The objectives of this study are to clarify the significance of persistent descending mesocolon (PDM), a kind of intestinal malrotation, in laparoscopic colorectal surgery and present potentially useful preoperative diagnostic methods for PDM. Although several risk factors for laparoscopic colorectal surgery have been convincingly reported, the impact of PDM on laparoscopic surgery for colorectal cancer remains less studied. This was an observational study with a retrospective analysis. A consecutive 110 patients undergoing laparoscopic colorectal surgery for colorectal cancer were included. To identify risk factors for operative time of laparoscopic surgery for colorectal cancer, we examined age, sex, body mass index, American Society of Anesthesiologists Performance Status score, tumor location, depth of tumor invasion, lymph node metastasis, and PDM as potential risk factors. For identification of appropriate preoperative diagnostic imaging, we reviewed three-dimensional vessel images reconstructed from computed tomographic slice data of all patients. During the study period, no effective pre- or intraoperative diagnoses of PDM were achieved. A total of 4 patients were diagnosed with PDM. Sex (P = 0.0032); tumor location (P = 0.0044); lymph node metastasis (P = 0.022); and PDM (P = 0.0007) were identified as risk factors based on multivariate analysis. A ventrally branched left colic artery visualized by three-dimensional imaging appeared to be a highly specific feature of PDM. Laparoscopic surgery for colorectal cancer with PDM was difficult without the recognition of PDM. PDM was well-defined preoperatively using three-dimensional vessels images reconstructed from computed tomographic slice data.
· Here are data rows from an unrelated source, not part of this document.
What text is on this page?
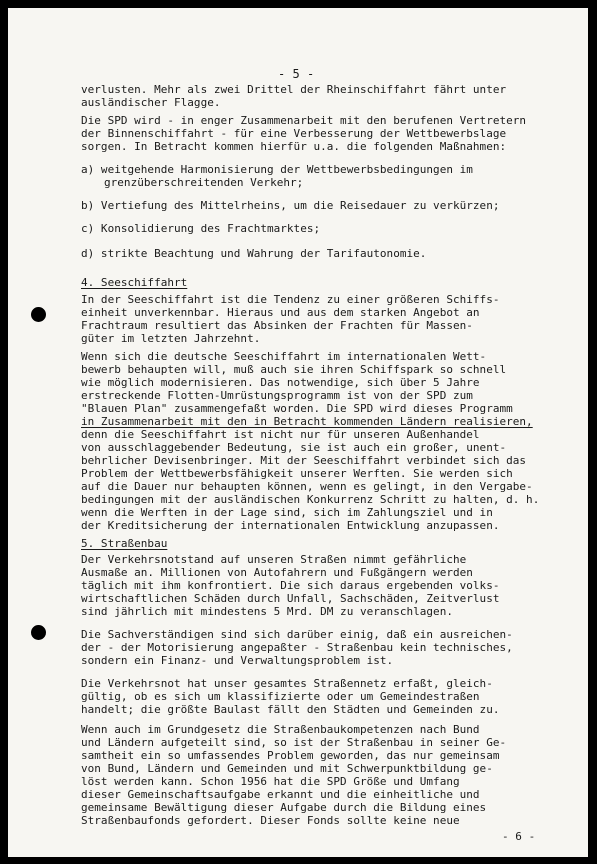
- 5 -
verlusten. Mehr als zwei Drittel der Rheinschiffahrt fährt unter
ausländischer Flagge.
Die SPD wird - in enger Zusammenarbeit mit den berufenen Vertretern
der Binnenschiffahrt - für eine Verbesserung der Wettbewerbslage
sorgen. In Betracht kommen hierfür u.a. die folgenden Maßnahmen:
a) weitgehende Harmonisierung der Wettbewerbsbedingungen im
grenzüberschreitenden Verkehr;
b) Vertiefung des Mittelrheins, um die Reisedauer zu verkürzen;
c) Konsolidierung des Frachtmarktes;
d) strikte Beachtung und Wahrung der Tarifautonomie.
4. Seeschiffahrt
In der Seeschiffahrt ist die Tendenz zu einer größeren Schiffs-
einheit unverkennbar. Hieraus und aus dem starken Angebot an
Frachtraum resultiert das Absinken der Frachten für Massen-
güter im letzten Jahrzehnt.
Wenn sich die deutsche Seeschiffahrt im internationalen Wett-
bewerb behaupten will, muß auch sie ihren Schiffspark so schnell
wie möglich modernisieren. Das notwendige, sich über 5 Jahre
erstreckende Flotten-Umrüstungsprogramm ist von der SPD zum
"Blauen Plan" zusammengefaßt worden. Die SPD wird dieses Programm
in Zusammenarbeit mit den in Betracht kommenden Ländern realisieren,
denn die Seeschiffahrt ist nicht nur für unseren Außenhandel
von ausschlaggebender Bedeutung, sie ist auch ein großer, unent-
behrlicher Devisenbringer. Mit der Seeschiffahrt verbindet sich das
Problem der Wettbewerbsfähigkeit unserer Werften. Sie werden sich
auf die Dauer nur behaupten können, wenn es gelingt, in den Vergabe-
bedingungen mit der ausländischen Konkurrenz Schritt zu halten, d. h.
wenn die Werften in der Lage sind, sich im Zahlungsziel und in
der Kreditsicherung der internationalen Entwicklung anzupassen.
5. Straßenbau
Der Verkehrsnotstand auf unseren Straßen nimmt gefährliche
Ausmaße an. Millionen von Autofahrern und Fußgängern werden
täglich mit ihm konfrontiert. Die sich daraus ergebenden volks-
wirtschaftlichen Schäden durch Unfall, Sachschäden, Zeitverlust
sind jährlich mit mindestens 5 Mrd. DM zu veranschlagen.
Die Sachverständigen sind sich darüber einig, daß ein ausreichen-
der - der Motorisierung angepaßter - Straßenbau kein technisches,
sondern ein Finanz- und Verwaltungsproblem ist.
Die Verkehrsnot hat unser gesamtes Straßennetz erfaßt, gleich-
gültig, ob es sich um klassifizierte oder um Gemeindestraßen
handelt; die größte Baulast fällt den Städten und Gemeinden zu.
Wenn auch im Grundgesetz die Straßenbaukompetenzen nach Bund
und Ländern aufgeteilt sind, so ist der Straßenbau in seiner Ge-
samtheit ein so umfassendes Problem geworden, das nur gemeinsam
von Bund, Ländern und Gemeinden und mit Schwerpunktbildung ge-
löst werden kann. Schon 1956 hat die SPD Größe und Umfang
dieser Gemeinschaftsaufgabe erkannt und die einheitliche und
gemeinsame Bewältigung dieser Aufgabe durch die Bildung eines
Straßenbaufonds gefordert. Dieser Fonds sollte keine neue
- 6 -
The benefits and safety of laparoscopic surgery for colorectal cancer (CRC) in comparison with conventional open surgery have been well clarified: positive effects including decreased pain, reduced postoperative paralytic ileus, improved postoperative pulmonary function, and reduced postoperative wound infection, result in shorter hospitalization.1–6 The oncologic long-term outcome after laparoscopic surgery for colon cancer is comparable with that after conventional open surgery.7–10 Moreover, due to its magnification effect on visualization, laparoscopic surgery is suitable for complete mesocolic excision, central vascular ligation, and Japanese D3 lymph node dissection, thereby improving the prognosis of the patients.11–14 On the other hand, some reports indicate that risk factors of laparoscopic colorectal surgery include age; obesity; American Society of Anesthesiologists Performance Status (ASA-PS) score; and/or previous radiation therapy.15–17
Persistent descending mesocolon (PDM) stems from failure of the primitive dorsal mesocolon to fuse with the parietal peritoneum.18 The colon might be located midline or even displaced toward the right abdomen where it might become fixed in a position adjacent to the cecum.18 This abnormality was first reported in the gynecologic field,19 followed by a report in the radiologic field.20 During normal embryonic development, following the return of the distal midgut (postarterial segment) to the peritoneal cavity during the 10th week of gestation and subsequent completion of the rotational process, the colon assumes an almost normal configuration.21 On the left side, the hindgut is normally displaced laterally from the midline position by the jejunal loops with the delineation of the future descending colon and splenic flexure. PDM is believed to develop due to abnormalities in this process.21
The impact of congenital positional anomaly of the colon and rectum on laparoscopic colorectal surgery remains more or less unknown. The purpose of the present study was primarily to characterize the features of laparoscopic surgery for CRC patients with PDM and also to identify an effective preoperative diagnostic procedure for PDM.
Materials and Methods
Patients
Medical records, radiologic images, and recorded operative procedures of patients undergoing laparoscopic colorectal surgery for CRC at the Department of Surgery, Itami City Hospital, between January 2013 and June 2014 were used in this retrospective study. This retrospective study was approved by Review Board at Itami City Hospital.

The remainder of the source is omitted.